State of Emergency: The Production of Music is Out of Control
Lecture Theatre 1, School of Music
The speaker is Sally Anne Gross (University of Westminster)
“Music announces the entry of the sign into the general economy and the conditions for the shattering of representation.” Jacques Attali
There is an international consensus that there is a crisis within the music industry, in all quarters, discussions abound and questions are raised about what can be done to re-stabilize the ‘value’ of music? This is not a question of the use value of music but of its exchange value for the use value of music is not in question. Music is everywhere, abundant and fluid and at the service of all who need or want it. Music is now mobile and attached, embedded or and at the service of something else, something more than just music alone. This shift is very important and needs to be addressed as it impacts on the whole music industry ecosystem.

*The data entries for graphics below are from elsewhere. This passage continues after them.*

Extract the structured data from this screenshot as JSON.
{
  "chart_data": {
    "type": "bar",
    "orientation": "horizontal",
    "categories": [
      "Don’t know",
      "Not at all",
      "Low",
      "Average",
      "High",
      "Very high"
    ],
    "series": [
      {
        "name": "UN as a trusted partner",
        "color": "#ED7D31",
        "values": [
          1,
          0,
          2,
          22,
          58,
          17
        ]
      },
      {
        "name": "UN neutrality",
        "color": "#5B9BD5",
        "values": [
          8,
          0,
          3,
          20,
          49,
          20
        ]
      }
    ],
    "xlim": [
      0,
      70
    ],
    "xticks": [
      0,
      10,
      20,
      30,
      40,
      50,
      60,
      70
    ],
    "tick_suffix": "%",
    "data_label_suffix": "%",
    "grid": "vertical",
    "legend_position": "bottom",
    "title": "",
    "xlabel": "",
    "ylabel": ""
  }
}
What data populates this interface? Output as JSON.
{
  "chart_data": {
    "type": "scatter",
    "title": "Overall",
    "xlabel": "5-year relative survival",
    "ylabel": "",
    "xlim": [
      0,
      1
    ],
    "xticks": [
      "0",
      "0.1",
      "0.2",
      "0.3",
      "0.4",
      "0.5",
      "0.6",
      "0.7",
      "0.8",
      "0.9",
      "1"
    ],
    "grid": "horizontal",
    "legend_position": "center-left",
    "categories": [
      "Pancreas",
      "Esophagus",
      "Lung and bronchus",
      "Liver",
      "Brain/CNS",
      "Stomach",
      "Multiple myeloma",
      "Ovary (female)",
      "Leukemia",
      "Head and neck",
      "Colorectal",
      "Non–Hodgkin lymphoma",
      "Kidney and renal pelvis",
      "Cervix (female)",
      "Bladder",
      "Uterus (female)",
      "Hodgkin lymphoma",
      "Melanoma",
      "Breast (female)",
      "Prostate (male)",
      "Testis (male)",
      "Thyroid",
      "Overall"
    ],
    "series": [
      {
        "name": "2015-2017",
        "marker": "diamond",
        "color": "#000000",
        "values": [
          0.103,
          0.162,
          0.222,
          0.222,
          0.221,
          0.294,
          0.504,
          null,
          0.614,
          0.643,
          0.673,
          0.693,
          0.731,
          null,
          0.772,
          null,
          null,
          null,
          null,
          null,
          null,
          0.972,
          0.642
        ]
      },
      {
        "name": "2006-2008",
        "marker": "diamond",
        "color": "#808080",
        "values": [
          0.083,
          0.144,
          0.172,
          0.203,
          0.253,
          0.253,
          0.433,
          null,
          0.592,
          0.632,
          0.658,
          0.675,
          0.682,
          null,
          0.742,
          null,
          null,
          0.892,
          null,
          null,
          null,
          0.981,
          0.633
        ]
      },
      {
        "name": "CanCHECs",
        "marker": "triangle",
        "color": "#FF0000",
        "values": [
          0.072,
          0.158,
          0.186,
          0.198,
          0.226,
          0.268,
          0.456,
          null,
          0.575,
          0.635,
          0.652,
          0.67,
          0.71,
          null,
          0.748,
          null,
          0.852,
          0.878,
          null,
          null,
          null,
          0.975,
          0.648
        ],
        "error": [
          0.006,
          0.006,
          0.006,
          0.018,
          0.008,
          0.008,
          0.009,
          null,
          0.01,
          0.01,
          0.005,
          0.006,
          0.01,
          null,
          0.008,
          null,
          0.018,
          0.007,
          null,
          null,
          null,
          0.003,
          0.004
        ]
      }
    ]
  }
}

Music industry practices are evolving in line with the transformation of the sites of production, distribution and performance, which look and can be experienced very differently depending where you are in the music supply chain; music’s shift from the public to the private sphere is increasingly exaggerated in the digital era and with it importantly for symbol creators (Hesmondalgh’s term) and the symbol creation industries, the increasing destabilization of value both of ritual, use and exchange; concepts that are fundamental to the understanding of the culture/creative industries in which the music industry is situated. Here I argue that Jodi Dean’s concept of Communicative Capitalism is pivotal to our understanding of these changing conditions. Dean’s identification of the ‘fantasy of abundance’ and it’s subsequent implications can be clearly observed in the struggles now facing the music supply chain and that her analysis is crucial to understanding the operation of music in cyberspace.